Memang, secara sederhana,
investor bisa menilai mahal-murahnya suatu saham dengan membandingkan rasio
harga terhadap laba bersih per saham atau PE-nya. Namun, analisis seperti ini
memiliki kelemahan. Sebab, sebenarnya kita tidak bisa membandingkan harga saham
perusahaan semata-mata berdasarkan besar-kecil PE-nya.
Agar analisisnya lebih komprehensif, ada beberapa faktor tambahan yang harus diperhatikan oleh investor.

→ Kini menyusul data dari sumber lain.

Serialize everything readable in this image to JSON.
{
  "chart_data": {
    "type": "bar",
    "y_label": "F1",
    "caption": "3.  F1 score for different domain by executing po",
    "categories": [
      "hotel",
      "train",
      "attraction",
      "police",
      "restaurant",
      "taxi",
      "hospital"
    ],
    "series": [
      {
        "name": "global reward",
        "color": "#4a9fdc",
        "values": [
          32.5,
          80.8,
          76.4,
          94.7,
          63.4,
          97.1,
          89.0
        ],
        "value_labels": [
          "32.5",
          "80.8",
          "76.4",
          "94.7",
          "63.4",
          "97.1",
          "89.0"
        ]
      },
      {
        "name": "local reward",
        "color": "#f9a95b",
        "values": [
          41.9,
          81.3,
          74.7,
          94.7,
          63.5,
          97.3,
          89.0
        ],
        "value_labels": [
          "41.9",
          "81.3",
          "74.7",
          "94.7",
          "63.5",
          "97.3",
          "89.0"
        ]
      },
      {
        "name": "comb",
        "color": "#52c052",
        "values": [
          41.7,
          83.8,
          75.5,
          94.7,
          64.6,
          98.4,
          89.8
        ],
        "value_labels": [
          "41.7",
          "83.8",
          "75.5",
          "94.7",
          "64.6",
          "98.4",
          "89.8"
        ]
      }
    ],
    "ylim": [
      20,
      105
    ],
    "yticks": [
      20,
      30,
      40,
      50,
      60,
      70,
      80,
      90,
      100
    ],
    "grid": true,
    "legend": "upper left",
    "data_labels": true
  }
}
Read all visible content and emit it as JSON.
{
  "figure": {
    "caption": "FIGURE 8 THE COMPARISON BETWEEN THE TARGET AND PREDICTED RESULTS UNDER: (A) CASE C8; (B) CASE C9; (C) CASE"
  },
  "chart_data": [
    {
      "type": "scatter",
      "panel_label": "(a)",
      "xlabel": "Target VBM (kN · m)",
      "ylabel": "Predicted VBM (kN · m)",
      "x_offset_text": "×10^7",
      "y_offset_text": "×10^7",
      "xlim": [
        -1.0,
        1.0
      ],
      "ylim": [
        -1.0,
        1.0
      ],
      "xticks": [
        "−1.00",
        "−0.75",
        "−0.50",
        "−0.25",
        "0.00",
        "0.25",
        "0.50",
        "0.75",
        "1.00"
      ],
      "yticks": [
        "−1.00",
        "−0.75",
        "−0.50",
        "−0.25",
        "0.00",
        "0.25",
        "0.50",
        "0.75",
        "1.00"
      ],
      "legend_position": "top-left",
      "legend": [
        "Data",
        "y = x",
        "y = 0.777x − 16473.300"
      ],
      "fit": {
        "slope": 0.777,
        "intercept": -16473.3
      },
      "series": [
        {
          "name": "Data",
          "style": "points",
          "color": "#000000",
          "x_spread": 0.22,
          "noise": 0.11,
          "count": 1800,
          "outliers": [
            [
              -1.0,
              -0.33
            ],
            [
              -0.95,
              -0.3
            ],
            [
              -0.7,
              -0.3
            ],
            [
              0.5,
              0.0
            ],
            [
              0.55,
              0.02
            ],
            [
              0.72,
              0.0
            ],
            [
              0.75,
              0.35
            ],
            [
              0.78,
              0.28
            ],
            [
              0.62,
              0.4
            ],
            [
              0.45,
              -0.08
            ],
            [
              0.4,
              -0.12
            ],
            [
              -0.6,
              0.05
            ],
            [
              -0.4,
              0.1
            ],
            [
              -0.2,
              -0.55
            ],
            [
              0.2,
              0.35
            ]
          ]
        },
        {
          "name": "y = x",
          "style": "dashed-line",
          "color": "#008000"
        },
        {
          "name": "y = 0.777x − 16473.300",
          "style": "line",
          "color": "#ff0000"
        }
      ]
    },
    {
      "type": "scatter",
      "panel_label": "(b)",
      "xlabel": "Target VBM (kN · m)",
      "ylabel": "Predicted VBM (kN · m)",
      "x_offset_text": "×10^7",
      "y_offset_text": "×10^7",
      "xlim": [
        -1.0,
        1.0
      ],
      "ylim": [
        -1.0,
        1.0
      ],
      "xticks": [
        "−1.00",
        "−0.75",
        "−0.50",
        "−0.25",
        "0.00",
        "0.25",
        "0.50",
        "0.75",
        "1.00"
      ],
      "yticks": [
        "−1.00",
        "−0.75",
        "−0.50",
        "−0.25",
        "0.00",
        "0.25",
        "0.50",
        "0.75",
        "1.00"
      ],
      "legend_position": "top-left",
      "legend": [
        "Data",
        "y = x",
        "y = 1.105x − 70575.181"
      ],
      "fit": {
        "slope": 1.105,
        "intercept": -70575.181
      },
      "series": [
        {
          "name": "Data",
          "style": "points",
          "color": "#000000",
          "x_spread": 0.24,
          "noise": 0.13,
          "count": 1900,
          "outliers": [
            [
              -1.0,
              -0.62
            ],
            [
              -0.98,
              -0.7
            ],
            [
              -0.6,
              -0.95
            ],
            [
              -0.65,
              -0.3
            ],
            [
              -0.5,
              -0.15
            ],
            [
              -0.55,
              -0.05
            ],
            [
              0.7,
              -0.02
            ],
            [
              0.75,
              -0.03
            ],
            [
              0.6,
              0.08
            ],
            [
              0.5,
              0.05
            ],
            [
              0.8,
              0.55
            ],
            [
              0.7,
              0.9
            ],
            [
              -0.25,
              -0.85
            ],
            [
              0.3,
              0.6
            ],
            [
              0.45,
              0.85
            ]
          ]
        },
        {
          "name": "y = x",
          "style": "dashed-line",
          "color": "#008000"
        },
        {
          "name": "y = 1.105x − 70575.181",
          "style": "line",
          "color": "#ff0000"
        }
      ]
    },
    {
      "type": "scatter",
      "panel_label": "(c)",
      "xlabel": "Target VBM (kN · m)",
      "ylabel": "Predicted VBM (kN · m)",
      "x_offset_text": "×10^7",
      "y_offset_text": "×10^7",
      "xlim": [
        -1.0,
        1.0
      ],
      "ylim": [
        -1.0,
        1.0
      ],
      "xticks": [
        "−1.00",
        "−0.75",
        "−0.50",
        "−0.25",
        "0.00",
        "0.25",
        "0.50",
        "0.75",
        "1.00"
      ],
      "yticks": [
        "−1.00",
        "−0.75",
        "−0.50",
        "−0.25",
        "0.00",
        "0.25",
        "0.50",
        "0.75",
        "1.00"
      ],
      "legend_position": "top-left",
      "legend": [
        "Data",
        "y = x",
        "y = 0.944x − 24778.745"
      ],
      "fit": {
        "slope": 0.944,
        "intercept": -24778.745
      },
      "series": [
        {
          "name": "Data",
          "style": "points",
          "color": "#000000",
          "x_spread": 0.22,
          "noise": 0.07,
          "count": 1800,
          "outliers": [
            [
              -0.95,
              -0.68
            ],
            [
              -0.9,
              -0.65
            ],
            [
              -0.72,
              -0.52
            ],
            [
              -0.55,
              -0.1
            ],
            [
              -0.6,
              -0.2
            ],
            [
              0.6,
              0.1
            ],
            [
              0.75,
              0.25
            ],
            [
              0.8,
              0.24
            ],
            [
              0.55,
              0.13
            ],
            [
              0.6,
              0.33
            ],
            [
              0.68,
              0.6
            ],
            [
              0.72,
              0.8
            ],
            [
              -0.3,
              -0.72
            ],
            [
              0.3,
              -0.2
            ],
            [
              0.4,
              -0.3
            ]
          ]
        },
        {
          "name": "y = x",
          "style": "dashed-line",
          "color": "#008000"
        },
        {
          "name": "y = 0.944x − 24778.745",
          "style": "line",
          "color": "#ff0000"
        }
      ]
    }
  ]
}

Yang pertama, adalah tingkat pertumbuhan perusahaan yang umumnya diukur dengan tingkat pertumbuhan penjualan atau pendapatannya. Investor harus mencermati seberapa cepat suatu perusahaan mampu tumbuh di masa lalu dan mengukur apakah tingkat pertumbuhan itu masih akan berlanjut atau meningkat di masa mendatang.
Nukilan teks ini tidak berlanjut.